The Meaning of Beer
No community would seem complete without some form of ritual observance. Most communities have something that needs to be celebrated in a prescribed fashion. Religious communities frequently have some rite that needs to take place at a given place or time in a given manner. National communities often celebrate certain holidays in some traditional way. The Open Source community is no different in this regard.
One of the most visible observances has to do with beer. In the Open Source community in general, and the Linux community in specific, beer is simultaneously a symbol of value and of the community itself. It has little to do with drunkenness, foolishness, or lack of control. The image of beer-chugging college kids like those portrayed in the movie Animal House have nothing to do with the meaning of beer in the geek community.
Some of the earliest references to beer in the community had to do with people owing a "virtual beer" to someone else who solved a difficult problem for them. It was an assignment of value to a job well done. It was a way of saying "thank you" to someone who had done something that affected you personally. A "virtual beer" was a very personal gift, not something that was given lightly. It was something that was earned.

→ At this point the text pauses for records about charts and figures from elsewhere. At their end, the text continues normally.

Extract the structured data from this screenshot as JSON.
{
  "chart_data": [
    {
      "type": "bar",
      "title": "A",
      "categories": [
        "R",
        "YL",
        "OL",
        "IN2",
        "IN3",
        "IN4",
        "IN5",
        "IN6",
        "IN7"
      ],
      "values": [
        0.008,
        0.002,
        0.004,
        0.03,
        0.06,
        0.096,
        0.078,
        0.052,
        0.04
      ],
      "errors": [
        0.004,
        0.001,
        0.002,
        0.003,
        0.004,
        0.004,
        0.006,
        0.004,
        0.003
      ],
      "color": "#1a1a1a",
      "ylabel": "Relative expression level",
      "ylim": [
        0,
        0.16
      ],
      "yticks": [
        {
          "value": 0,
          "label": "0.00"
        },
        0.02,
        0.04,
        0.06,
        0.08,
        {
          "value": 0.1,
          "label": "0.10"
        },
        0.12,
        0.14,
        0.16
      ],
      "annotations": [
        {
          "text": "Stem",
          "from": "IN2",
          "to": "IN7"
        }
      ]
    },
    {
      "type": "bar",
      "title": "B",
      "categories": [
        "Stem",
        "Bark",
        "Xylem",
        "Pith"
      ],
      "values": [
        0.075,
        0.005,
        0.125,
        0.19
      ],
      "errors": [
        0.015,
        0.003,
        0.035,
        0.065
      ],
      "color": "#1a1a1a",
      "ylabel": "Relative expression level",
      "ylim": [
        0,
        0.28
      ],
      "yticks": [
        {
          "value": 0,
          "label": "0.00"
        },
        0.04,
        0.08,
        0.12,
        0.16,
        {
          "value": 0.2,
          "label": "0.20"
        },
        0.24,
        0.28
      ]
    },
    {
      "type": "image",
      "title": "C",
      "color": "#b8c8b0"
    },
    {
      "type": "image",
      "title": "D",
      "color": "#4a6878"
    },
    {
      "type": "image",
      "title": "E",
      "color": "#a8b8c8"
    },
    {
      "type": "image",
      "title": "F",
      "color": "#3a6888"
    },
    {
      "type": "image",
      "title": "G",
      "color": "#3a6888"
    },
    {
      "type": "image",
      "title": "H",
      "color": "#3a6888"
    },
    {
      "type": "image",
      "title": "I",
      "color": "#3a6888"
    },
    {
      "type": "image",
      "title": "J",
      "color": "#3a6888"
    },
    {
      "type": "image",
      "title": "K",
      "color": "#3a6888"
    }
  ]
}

There are also many references to people discussing the Linux code over a beer. This was magnified by a reasonably popular photograph of Linus Torvalds chatting with someone with a bottle of beer in front of him. The matching of beer with discussion of code began to solidify as a cultural element.
But the meaning of beer is never so evident as when one attends a Linux technical conference. Although the bigger marketing shows often invest in loud parties where you can barely hear yourself think, the smaller technical conferences often feature nightly get-togethers over beer. In the best of these, the music is low and in the background, the beer is varied and inexpensive, and conversation is endless.

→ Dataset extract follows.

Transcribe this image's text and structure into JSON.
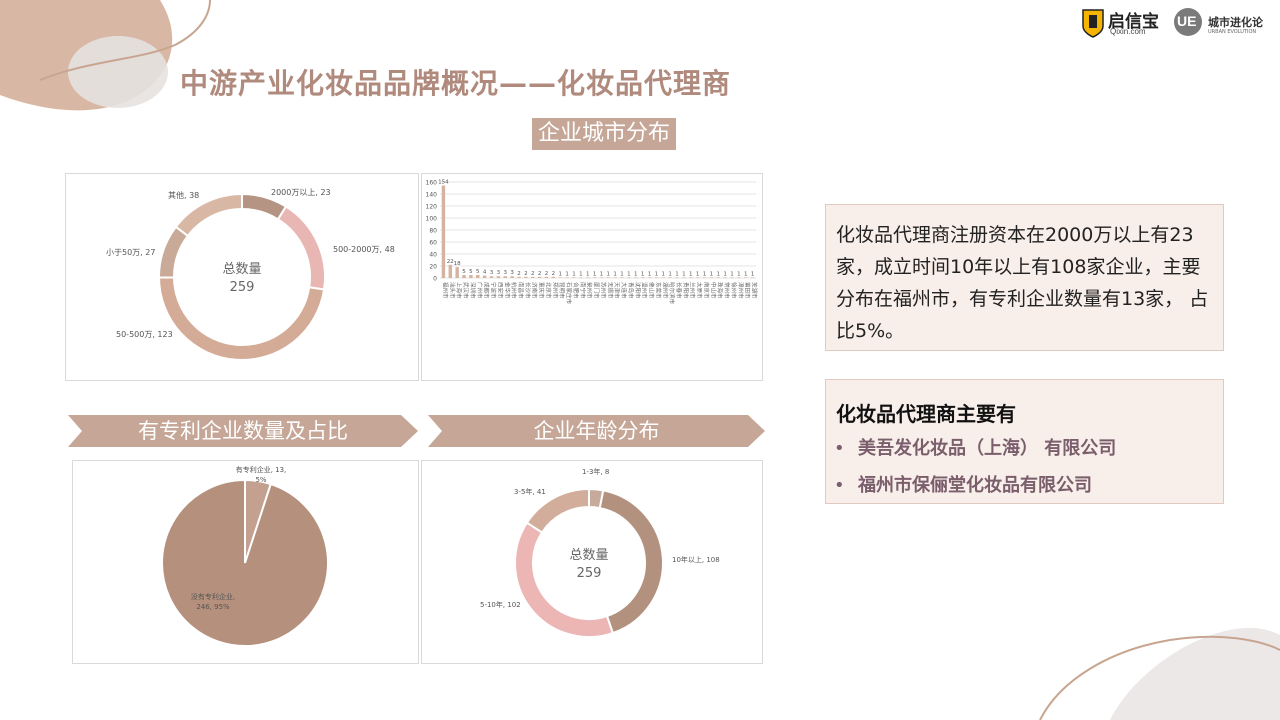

I can think of many such events I have attended over the years. Upon entering the establishment, the thoughts are not focused on drunkenness or carnal desires. Rather, the focus is on your peers and the talk is about code (and beer). A good night of chatting and sipping can last for hours, and yet it will still seem all too short when the time to retire for evening arrives.
Beer becomes the excuse to socialize with your fellow geeks. It becomes a symbol of the value of work well done. And it fosters celebration and fun as people talk about the work they are doing and the plans they have for the future. The idea is not to get drunk because drunk people cannot talk about code. The idea of beer is to enjoy the company of people like you while talking about the work you like to do so much that you do it for free. And, in the case of people too young to drink beer, it is possible to substitute a soft drink without losing the true meaning of the encounter.